El interior de la actual Basílica. Aquí no se menciona a Dios, ni tampoco a Jesucristo, porque todo se circunscribe a la Vírgen de Guadalupe. Lo único que recuerda a Jesús es una cruz en lo alto del Altar Mayor. Pero no hay ni una sola escultura o figura de bulto o imagen de él, ni de ninguna de las tantas santas o tantos santos.

El altar mayor durante una misa de las muchas que se celebran diariamente a las que siempre asisten muchos miles de devotos guadalupanos que, en el momento dado de la misa, pasan varias personas recogiendo los aportes económicos de los devotos.

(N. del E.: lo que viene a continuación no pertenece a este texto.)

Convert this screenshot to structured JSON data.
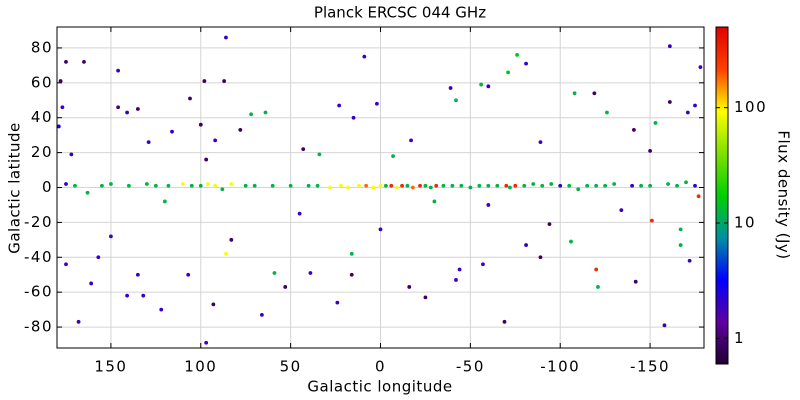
{
  "chart_data": {
    "type": "scatter",
    "title": "Planck ERCSC 044 GHz",
    "x_label": "Galactic longitude",
    "y_label": "Galactic latitude",
    "colorbar_label": "Flux density (Jy)",
    "xlim": [
      180,
      -180
    ],
    "ylim": [
      -92,
      92
    ],
    "xticks": [
      150,
      100,
      50,
      0,
      -50,
      -100,
      -150
    ],
    "yticks": [
      -80,
      -60,
      -40,
      -20,
      0,
      20,
      40,
      60,
      80
    ],
    "grid": true,
    "clim": [
      0.6,
      500
    ],
    "clog": true,
    "cticks": [
      1,
      10,
      100
    ],
    "colormap": [
      "#200030",
      "#6000a0",
      "#0000ff",
      "#0090a0",
      "#00d000",
      "#80e000",
      "#ffff00",
      "#ff4000",
      "#e00000"
    ],
    "series": [
      {
        "x": [
          178,
          175,
          177,
          179,
          172,
          165,
          146,
          146,
          141,
          135,
          129,
          116,
          106,
          98,
          86,
          87,
          100,
          97,
          92,
          72,
          64,
          78,
          43,
          34,
          23,
          15,
          9,
          2,
          -7,
          -17,
          -39,
          -42,
          -56,
          -60,
          -71,
          -76,
          -81,
          -89,
          -108,
          -119,
          -126,
          -141,
          -153,
          -161,
          -161,
          -175,
          -178,
          -171,
          -150,
          175,
          168,
          161,
          157,
          150,
          141,
          135,
          132,
          122,
          107,
          97,
          93,
          86,
          83,
          66,
          59,
          53,
          39,
          24,
          16,
          16,
          0,
          -16,
          -25,
          -42,
          -44,
          -57,
          -69,
          -81,
          -89,
          -106,
          -120,
          -121,
          -142,
          -151,
          -158,
          -167,
          -172,
          -167,
          -177,
          -134,
          -94,
          -60,
          -30,
          120,
          45,
          175,
          170,
          163,
          155,
          150,
          140,
          130,
          125,
          118,
          110,
          105,
          100,
          96,
          92,
          88,
          83,
          75,
          70,
          60,
          50,
          40,
          35,
          28,
          22,
          18,
          12,
          8,
          4,
          0,
          -3,
          -6,
          -9,
          -12,
          -15,
          -18,
          -22,
          -25,
          -28,
          -31,
          -35,
          -40,
          -45,
          -50,
          -55,
          -60,
          -65,
          -70,
          -72,
          -75,
          -80,
          -85,
          -90,
          -95,
          -100,
          -105,
          -110,
          -115,
          -120,
          -125,
          -130,
          -140,
          -145,
          -150,
          -160,
          -165,
          -170,
          -175
        ],
        "values": [
          61,
          72,
          46,
          35,
          19,
          72,
          67,
          46,
          43,
          45,
          26,
          32,
          51,
          61,
          86,
          61,
          36,
          16,
          27,
          42,
          43,
          33,
          22,
          19,
          47,
          40,
          75,
          48,
          18,
          27,
          57,
          50,
          59,
          58,
          66,
          76,
          71,
          26,
          54,
          54,
          43,
          33,
          37,
          81,
          49,
          47,
          69,
          43,
          21,
          -44,
          -77,
          -55,
          -40,
          -28,
          -62,
          -50,
          -62,
          -70,
          -50,
          -89,
          -67,
          -38,
          -30,
          -73,
          -49,
          -57,
          -49,
          -66,
          -50,
          -38,
          -24,
          -57,
          -63,
          -53,
          -47,
          -44,
          -77,
          -33,
          -40,
          -31,
          -47,
          -57,
          -54,
          -19,
          -79,
          -33,
          -42,
          -24,
          -5,
          -13,
          -21,
          -10,
          -8,
          -8,
          -15,
          2,
          1,
          -3,
          1,
          2,
          1,
          2,
          1,
          1,
          2,
          1,
          1,
          2,
          1,
          -1,
          2,
          1,
          1,
          1,
          1,
          1,
          1,
          0,
          1,
          0,
          1,
          1,
          0,
          1,
          1,
          1,
          0,
          1,
          1,
          0,
          1,
          1,
          0,
          1,
          1,
          1,
          1,
          0,
          1,
          1,
          1,
          1,
          0,
          1,
          1,
          2,
          1,
          2,
          1,
          1,
          -1,
          1,
          1,
          1,
          2,
          1,
          1,
          1,
          2,
          1,
          3,
          1
        ],
        "flux": [
          0.9,
          0.9,
          2,
          2.5,
          2,
          0.9,
          2,
          1,
          2,
          0.9,
          2,
          2,
          0.9,
          0.9,
          2,
          0.9,
          0.9,
          0.9,
          2,
          12,
          12,
          0.9,
          0.9,
          12,
          2,
          2,
          2,
          2,
          12,
          2,
          2,
          12,
          12,
          2,
          15,
          15,
          2,
          2,
          12,
          0.9,
          12,
          0.9,
          12,
          2,
          0.9,
          2,
          2,
          2,
          0.9,
          2,
          2,
          2,
          2,
          2,
          2,
          2,
          2,
          2,
          2,
          2,
          0.9,
          90,
          0.9,
          2,
          12,
          0.9,
          2,
          2,
          0.9,
          12,
          2,
          0.9,
          0.9,
          2,
          2,
          2,
          0.9,
          2,
          0.9,
          12,
          300,
          12,
          0.9,
          300,
          2,
          12,
          2,
          12,
          300,
          2,
          0.9,
          2,
          12,
          12,
          2,
          2,
          12,
          12,
          12,
          12,
          12,
          12,
          12,
          12,
          90,
          12,
          12,
          90,
          90,
          12,
          90,
          12,
          12,
          12,
          12,
          12,
          12,
          90,
          90,
          90,
          90,
          180,
          90,
          90,
          12,
          300,
          90,
          300,
          12,
          180,
          300,
          12,
          12,
          300,
          12,
          12,
          12,
          12,
          12,
          12,
          12,
          300,
          12,
          300,
          12,
          12,
          12,
          12,
          2,
          12,
          12,
          12,
          12,
          12,
          12,
          2,
          12,
          12,
          12,
          12,
          12,
          2
        ]
      }
    ]
  }
}
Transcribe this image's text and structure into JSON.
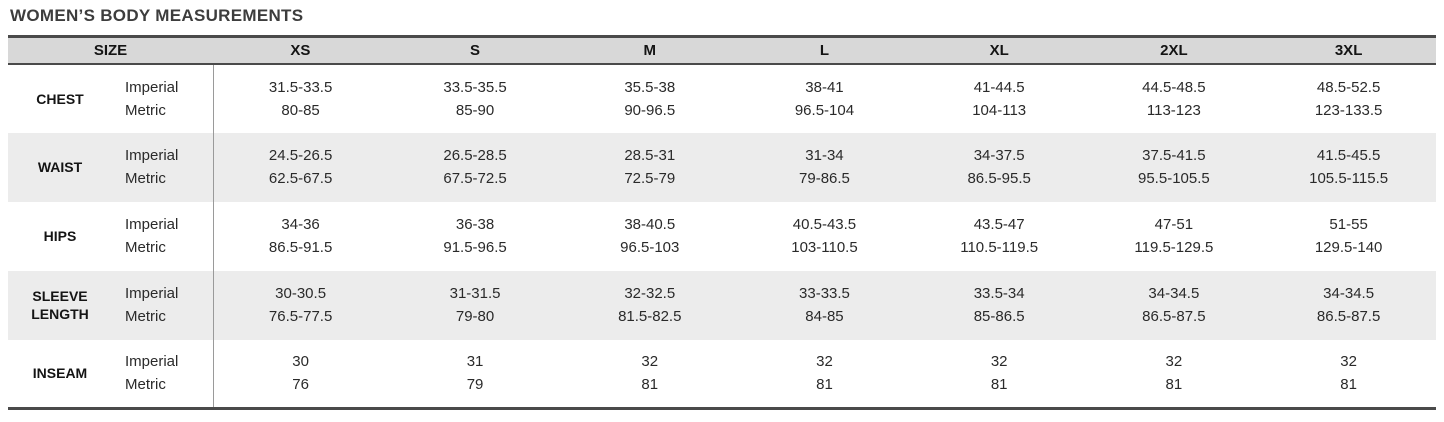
{
  "title": "WOMEN’S BODY MEASUREMENTS",
  "table": {
    "size_header": "SIZE",
    "sizes": [
      "XS",
      "S",
      "M",
      "L",
      "XL",
      "2XL",
      "3XL"
    ],
    "unit_labels": {
      "imperial": "Imperial",
      "metric": "Metric"
    },
    "rows": [
      {
        "label": "CHEST",
        "imperial": [
          "31.5-33.5",
          "33.5-35.5",
          "35.5-38",
          "38-41",
          "41-44.5",
          "44.5-48.5",
          "48.5-52.5"
        ],
        "metric": [
          "80-85",
          "85-90",
          "90-96.5",
          "96.5-104",
          "104-113",
          "113-123",
          "123-133.5"
        ]
      },
      {
        "label": "WAIST",
        "imperial": [
          "24.5-26.5",
          "26.5-28.5",
          "28.5-31",
          "31-34",
          "34-37.5",
          "37.5-41.5",
          "41.5-45.5"
        ],
        "metric": [
          "62.5-67.5",
          "67.5-72.5",
          "72.5-79",
          "79-86.5",
          "86.5-95.5",
          "95.5-105.5",
          "105.5-115.5"
        ]
      },
      {
        "label": "HIPS",
        "imperial": [
          "34-36",
          "36-38",
          "38-40.5",
          "40.5-43.5",
          "43.5-47",
          "47-51",
          "51-55"
        ],
        "metric": [
          "86.5-91.5",
          "91.5-96.5",
          "96.5-103",
          "103-110.5",
          "110.5-119.5",
          "119.5-129.5",
          "129.5-140"
        ]
      },
      {
        "label": "SLEEVE LENGTH",
        "imperial": [
          "30-30.5",
          "31-31.5",
          "32-32.5",
          "33-33.5",
          "33.5-34",
          "34-34.5",
          "34-34.5"
        ],
        "metric": [
          "76.5-77.5",
          "79-80",
          "81.5-82.5",
          "84-85",
          "85-86.5",
          "86.5-87.5",
          "86.5-87.5"
        ]
      },
      {
        "label": "INSEAM",
        "imperial": [
          "30",
          "31",
          "32",
          "32",
          "32",
          "32",
          "32"
        ],
        "metric": [
          "76",
          "79",
          "81",
          "81",
          "81",
          "81",
          "81"
        ]
      }
    ]
  },
  "colors": {
    "header_bg": "#d8d8d8",
    "stripe_bg": "#ececec",
    "border_dark": "#4a4a4a",
    "divider": "#9a9a9a",
    "title_text": "#3d3d3d",
    "body_text": "#2a2a2a"
  }
}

Los negocios que hay afuera del templo son restaurantes para explotar a los peregrinos y numerosas ventas como ésta de retratos de la Virgen de Guadalupe y de toda la parafernalia alusiva. Alguien me comentaba que si Jesús volviese a venir seguramente volvería a echar a los comerciantes del templo. La verdad es que repugnan éste y otros muchos comercios similares que hay frente a la Basílica.

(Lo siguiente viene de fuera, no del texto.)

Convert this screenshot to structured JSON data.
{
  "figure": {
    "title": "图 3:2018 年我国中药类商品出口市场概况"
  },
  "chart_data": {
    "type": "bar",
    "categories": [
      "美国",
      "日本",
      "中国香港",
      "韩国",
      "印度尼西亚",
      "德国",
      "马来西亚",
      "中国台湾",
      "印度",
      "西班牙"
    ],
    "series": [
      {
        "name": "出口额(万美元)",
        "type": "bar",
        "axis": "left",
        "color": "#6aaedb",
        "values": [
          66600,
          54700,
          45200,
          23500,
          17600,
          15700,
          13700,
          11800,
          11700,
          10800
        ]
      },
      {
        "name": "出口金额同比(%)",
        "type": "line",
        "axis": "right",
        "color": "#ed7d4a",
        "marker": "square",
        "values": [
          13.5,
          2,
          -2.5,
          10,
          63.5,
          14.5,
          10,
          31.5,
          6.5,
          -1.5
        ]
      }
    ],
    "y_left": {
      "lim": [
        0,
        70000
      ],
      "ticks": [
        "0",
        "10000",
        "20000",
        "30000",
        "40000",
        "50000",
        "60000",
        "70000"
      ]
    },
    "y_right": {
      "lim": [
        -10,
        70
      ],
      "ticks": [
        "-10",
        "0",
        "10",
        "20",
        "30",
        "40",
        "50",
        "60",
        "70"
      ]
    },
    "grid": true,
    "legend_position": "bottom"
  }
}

Muchos millones de católicos veneran a la Virgen de Guadalupe, entre ellos la inmensa mayoría de los mexicanos que, más que católicos, son profundamente guadalupanos. Más que venerar a la Virgen de Guadalupe, caen en la idolatría. Como, en mi opinión, es idolatría ponerse de rodillas y orar ante las esculturas de santas y santos y cargarlos en hombros por las calles en las famosas procesiones. Que me perdonen los fanáticos católicos, pero a esta conclusión he llegado al cabo de mis 83 años de vida. Esto me recuerda el histórico episodio de Moisés al bajar del Monte Sinaí después de haber recibido esculpidos en piedra los 10 mandamientos de la Ley de Dios y se llevó la desagradable sorpresa de ver a los judíos adorando al bellocino de oro. Todos los años, el 12 de diciembre se celebra El Día de la Virgen de Guadalupe, y desde el 11 a la media noche, muchos famosos artistas de cine, teatro o televisión se reunen frente al altar mayor de la Basílica para cantarle «Las Mañanitas» en su cumpleaños. Algunos le cantan canciones profanas de amor como si fuese una persona humana y no de la madre de Jesucristo. Este año asistieron a la serenata artistas famosos como el cantautor Marco Antonio Solís «El Bucky», la actriz y cantante María Victoria y la bella Aracelly Arámbula, la cantante y actriz Lucero, el tenor clásico Fernando de la Mora, la cantante popular Guadalupe Pineda, el actor y cantante Fernando Allende y otros cuyos nombres no recuerdo. Se dice que algunos de ellos lo hacen más que por una sincera devoción guadalupana, con el propósito de promocionarse porque no sólo les escuchan los devotos que se encuentran en la basílica y demás peregrinos, sino también millones de televidentes de muchos países porque sus actuaciones son transmitidas por Televisa.